Indeed, and that is why I am personally not really that bullish on promises, at least not how they are currently implemented. When you're debugging you want access to the implicit state-machine that the promise statement constructed, but at least in JS such state is hidden away in the `then()` function.
A good compromise (which I'm currently exploring in JS) is to make the state-machine navigable from the root, giving you the ability to examine it and mutate it explicitly during a debug session.
Alternatively you can use the yield-spawn method of getting rid of then() altogether. Then you get code that looks sequential as well, and the browser gives you nice stack traces.
This doesn't help with modifying values during debugging as you mentioned, but it does solve the problem of seeing the "caller" stack frames.
You might also want to check out the JS library q, which has support for stack traces that span async jumps if a promise errors out https://github.com/kriskowal/q#long-stack-traces
There are some people in the CL community who mention why CL users might not appreciate monads like those in other languages and/or programming styles/disciplines.
(HN Discussion) https://news.ycombinator.com/item?id=7651175
I actually mention this in a footnote, but I will do what you have suggested to be clearer still.
Can you elaborate how this syntax might look?

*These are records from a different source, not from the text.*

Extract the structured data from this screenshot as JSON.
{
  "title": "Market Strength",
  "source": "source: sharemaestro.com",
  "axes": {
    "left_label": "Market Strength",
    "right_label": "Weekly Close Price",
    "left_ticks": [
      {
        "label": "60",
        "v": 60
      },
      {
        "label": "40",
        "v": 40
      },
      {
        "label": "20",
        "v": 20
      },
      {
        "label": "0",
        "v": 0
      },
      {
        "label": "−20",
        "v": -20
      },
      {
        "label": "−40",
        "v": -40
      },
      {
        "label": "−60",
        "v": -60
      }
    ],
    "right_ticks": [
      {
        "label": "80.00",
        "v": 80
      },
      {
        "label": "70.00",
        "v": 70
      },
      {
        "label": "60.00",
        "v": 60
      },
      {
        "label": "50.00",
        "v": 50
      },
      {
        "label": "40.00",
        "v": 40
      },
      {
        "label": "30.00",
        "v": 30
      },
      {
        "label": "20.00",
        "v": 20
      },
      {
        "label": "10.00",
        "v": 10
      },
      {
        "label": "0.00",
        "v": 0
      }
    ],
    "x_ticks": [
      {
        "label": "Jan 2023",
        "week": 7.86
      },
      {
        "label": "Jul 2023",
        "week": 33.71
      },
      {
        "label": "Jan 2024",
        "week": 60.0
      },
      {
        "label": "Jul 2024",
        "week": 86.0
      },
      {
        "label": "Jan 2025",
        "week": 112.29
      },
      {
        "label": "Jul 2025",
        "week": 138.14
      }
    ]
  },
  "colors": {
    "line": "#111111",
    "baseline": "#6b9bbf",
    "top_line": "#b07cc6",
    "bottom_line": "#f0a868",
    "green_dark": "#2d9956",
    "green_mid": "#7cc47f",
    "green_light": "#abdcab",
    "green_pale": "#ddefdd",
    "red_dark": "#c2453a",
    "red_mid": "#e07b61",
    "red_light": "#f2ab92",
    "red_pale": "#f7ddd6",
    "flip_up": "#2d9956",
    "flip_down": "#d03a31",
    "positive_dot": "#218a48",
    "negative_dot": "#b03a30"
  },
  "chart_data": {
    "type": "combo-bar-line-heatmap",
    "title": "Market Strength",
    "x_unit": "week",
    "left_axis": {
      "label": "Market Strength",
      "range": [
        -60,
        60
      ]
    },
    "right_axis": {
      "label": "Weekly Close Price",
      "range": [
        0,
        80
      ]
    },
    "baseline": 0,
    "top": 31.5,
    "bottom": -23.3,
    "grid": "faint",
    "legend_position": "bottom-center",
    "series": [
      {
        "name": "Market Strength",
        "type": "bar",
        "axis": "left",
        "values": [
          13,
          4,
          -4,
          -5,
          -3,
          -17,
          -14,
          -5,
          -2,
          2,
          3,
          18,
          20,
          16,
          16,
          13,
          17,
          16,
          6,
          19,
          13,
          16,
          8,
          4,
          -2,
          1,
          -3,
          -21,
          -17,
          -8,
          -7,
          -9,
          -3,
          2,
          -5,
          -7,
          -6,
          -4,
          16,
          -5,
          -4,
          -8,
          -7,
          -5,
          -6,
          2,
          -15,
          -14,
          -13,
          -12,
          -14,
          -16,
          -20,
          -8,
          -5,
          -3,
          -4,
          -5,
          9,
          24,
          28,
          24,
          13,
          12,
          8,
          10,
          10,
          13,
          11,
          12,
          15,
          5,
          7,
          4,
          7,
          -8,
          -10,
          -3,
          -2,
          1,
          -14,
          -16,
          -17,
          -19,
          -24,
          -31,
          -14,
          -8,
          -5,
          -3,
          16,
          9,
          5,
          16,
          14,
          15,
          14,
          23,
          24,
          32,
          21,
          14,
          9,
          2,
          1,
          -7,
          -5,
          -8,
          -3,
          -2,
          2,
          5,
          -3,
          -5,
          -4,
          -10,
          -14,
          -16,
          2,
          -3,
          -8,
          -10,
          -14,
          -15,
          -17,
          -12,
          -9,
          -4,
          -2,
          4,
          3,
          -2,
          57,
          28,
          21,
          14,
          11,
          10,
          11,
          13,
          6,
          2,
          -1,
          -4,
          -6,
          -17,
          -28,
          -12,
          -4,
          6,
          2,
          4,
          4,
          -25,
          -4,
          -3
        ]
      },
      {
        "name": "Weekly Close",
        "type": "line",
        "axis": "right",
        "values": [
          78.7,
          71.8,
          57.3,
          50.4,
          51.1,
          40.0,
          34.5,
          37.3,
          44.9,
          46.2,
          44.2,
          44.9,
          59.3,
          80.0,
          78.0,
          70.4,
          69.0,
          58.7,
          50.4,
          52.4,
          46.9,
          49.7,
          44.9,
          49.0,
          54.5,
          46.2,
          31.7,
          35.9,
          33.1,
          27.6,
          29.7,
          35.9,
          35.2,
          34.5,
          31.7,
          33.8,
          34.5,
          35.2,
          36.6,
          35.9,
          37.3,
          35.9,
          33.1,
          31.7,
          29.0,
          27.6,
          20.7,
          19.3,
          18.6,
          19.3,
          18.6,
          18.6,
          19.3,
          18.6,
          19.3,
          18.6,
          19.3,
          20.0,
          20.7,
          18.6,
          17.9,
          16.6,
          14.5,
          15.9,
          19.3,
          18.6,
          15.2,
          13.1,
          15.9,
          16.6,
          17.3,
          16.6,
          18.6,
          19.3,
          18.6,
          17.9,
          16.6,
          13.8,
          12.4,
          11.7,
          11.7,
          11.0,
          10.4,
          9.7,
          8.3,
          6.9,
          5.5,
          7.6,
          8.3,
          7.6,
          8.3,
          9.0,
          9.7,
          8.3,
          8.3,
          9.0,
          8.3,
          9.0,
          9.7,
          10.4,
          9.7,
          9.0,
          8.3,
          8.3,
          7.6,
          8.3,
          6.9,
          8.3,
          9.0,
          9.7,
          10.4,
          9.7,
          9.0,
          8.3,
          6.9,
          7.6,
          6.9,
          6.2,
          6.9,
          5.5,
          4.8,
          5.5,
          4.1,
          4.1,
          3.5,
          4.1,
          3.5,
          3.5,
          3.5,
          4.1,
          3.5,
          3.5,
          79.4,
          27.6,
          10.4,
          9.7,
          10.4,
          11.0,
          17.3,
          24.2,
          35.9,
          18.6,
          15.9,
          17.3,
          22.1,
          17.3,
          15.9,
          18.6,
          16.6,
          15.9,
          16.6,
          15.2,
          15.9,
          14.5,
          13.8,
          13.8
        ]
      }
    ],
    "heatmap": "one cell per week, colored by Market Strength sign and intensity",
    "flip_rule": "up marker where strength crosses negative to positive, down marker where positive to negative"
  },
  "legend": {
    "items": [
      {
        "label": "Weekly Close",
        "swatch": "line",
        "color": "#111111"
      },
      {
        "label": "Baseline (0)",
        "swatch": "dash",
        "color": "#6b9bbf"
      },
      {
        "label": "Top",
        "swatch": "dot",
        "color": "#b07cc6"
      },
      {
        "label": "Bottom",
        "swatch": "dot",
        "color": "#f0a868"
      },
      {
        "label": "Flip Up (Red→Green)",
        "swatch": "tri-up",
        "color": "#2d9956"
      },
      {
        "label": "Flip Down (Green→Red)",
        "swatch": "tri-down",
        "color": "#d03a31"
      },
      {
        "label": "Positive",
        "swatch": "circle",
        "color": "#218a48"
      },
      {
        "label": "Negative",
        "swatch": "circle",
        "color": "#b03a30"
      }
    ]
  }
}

Also: I'm not sure it's a good idea to give these macros the same names as the CL builtins. This will require users to do 'shadowing-import' if they want to use them without the package prefix, and then when they want to reference the builtins (in performance-sensitive code, perhaps) they'll have to use an explicit 'cl:'. At the very least, I'd suggest exporting a second set of names also, which are prefixed with "p-" or some such, so people can import them without shadowing.
That's nice. I had initially defined LET/LET* using a similar function, but then removed it to keep the macro definitions simpler.
> Also: I'm not sure it's a good idea to give these macros the same names as the CL builtins.
I gave this some thought, and came to the conclusion that using P-LET* is not very different from using PCL:LET*. So the way I envisioned this is that you don't import symbols from the PCL package; just use them with the package prefix. Though not everyone would prefer things this way, so if this was not a toy project I might have done what you suggested.